First, I dislike the locally popular term "deathism", as it has built-in negative connotations, like "slut" and so thwarts your rationality before you even start thinking.
Second, there is a big difference between growing old, weak and sickly before checking out for good, or having one's life interrupted by a freak accident, and staying healthy and capable for a predictable fixed number of years and then discontinuing in an orderly fashion. Most would agree that the former is strictly worse than the latter. It is debatable, however, whether fixed-duration youthful and healthy life is necessarily worse than eternal life, as far as the continuing prosperity of the human race is concerned. I commented about it before, and got downvoted severely, presumably by the anti-deathist crowd.

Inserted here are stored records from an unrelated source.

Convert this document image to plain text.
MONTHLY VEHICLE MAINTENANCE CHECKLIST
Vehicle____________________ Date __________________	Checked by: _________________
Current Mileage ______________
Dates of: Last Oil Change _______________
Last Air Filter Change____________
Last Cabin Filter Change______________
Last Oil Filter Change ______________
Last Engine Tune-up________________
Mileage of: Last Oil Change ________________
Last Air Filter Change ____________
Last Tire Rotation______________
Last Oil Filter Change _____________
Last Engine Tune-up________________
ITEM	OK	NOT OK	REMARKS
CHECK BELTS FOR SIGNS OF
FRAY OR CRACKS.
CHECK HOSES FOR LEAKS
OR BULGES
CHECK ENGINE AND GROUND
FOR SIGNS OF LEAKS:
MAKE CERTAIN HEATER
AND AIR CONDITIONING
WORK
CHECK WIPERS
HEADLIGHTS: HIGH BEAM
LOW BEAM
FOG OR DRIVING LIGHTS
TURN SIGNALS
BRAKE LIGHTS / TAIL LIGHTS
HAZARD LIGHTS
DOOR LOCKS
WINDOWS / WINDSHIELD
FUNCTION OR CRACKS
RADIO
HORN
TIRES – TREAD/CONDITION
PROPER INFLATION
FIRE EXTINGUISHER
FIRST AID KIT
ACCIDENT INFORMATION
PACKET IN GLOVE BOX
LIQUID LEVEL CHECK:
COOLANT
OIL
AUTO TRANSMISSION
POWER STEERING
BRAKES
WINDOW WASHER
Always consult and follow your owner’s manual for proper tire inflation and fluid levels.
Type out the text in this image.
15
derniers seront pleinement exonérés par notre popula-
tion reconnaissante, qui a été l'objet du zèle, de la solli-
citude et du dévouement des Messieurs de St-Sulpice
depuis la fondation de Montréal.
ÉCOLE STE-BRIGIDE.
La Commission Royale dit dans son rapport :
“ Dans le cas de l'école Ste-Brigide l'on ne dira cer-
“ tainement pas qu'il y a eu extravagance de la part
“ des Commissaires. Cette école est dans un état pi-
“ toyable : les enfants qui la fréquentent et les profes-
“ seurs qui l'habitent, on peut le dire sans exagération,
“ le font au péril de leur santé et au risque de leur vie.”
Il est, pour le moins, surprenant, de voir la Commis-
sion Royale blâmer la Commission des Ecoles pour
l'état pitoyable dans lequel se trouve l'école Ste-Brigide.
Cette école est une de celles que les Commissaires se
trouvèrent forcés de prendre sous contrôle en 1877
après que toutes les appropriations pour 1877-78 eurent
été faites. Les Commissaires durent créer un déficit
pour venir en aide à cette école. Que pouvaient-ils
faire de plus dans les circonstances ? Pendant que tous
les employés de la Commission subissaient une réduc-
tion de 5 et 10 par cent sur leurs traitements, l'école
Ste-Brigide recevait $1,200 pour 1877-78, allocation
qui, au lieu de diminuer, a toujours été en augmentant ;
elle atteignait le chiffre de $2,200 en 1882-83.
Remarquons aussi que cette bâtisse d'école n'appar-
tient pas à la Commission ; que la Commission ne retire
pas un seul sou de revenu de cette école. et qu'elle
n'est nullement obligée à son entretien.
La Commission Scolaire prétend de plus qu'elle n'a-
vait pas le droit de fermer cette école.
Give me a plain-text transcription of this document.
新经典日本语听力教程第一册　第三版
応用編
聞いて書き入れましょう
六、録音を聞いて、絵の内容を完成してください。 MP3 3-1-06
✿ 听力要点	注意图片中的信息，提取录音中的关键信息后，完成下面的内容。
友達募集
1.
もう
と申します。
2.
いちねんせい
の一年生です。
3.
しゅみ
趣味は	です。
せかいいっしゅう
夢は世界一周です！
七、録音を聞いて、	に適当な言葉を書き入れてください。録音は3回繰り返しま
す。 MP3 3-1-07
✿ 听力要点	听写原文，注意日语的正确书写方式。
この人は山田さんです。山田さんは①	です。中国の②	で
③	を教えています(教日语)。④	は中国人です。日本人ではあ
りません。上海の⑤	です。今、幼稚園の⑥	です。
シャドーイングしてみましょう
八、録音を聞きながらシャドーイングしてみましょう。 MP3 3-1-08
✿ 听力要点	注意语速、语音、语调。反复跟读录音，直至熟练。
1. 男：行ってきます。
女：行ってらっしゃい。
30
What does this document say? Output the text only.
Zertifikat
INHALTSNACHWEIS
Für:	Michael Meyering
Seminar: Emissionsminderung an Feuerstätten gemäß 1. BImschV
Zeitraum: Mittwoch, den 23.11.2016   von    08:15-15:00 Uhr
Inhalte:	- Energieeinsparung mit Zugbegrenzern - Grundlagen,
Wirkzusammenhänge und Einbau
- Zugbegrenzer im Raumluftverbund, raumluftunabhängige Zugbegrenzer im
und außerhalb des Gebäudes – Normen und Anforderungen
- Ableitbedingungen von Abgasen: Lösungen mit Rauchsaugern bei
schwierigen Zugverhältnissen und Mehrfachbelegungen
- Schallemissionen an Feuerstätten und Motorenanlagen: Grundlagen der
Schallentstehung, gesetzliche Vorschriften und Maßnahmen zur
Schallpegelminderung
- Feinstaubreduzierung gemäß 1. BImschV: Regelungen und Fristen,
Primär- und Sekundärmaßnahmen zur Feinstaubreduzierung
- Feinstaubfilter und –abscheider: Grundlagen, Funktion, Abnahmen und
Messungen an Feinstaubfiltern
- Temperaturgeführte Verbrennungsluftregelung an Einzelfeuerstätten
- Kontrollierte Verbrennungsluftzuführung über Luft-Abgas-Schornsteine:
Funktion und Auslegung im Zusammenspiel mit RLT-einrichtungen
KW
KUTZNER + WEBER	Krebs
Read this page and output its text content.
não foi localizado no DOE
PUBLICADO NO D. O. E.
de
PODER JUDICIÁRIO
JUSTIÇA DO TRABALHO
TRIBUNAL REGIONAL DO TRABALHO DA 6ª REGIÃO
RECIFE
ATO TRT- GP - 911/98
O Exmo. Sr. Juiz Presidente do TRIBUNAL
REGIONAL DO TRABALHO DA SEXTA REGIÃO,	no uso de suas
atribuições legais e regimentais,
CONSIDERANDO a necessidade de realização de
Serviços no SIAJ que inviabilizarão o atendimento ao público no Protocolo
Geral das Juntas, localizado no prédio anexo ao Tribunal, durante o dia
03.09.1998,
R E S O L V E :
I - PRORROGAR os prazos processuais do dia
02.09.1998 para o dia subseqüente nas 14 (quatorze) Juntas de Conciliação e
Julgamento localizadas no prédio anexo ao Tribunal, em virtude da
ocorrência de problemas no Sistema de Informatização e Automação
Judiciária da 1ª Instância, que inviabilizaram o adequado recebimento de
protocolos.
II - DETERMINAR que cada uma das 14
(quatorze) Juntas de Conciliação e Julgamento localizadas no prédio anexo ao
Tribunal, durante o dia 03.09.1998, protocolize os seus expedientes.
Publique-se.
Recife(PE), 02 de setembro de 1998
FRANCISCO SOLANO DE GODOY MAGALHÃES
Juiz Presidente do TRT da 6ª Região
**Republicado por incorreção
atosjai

Negative connotations of "deathism" seem to me to flow entirely from the negative connotations of "death" (or, almost-entirely. Adding "ism" onto anything makes it sound a little evil, but most philosophies are named with an "ism" and that doesn't thwart our rationality). Mostly, the negative connotations flow from our actual utility functions. The idea of replacing it with a word designed not to arouse these emotions brings to mind this paragraph from Orwell's Politics and the English Language:
Negative connotations of "Slut" on the other hand seem to flow from the utility functions of people who aren't me, and from the expectation that their utility functions are common in society, and from the self-reinforcing classification of the word as an insult as a result.
I think this depends a lot on how cheaply you can train the new productive individual. If I died but you could create me again without cost at will, what's the loss?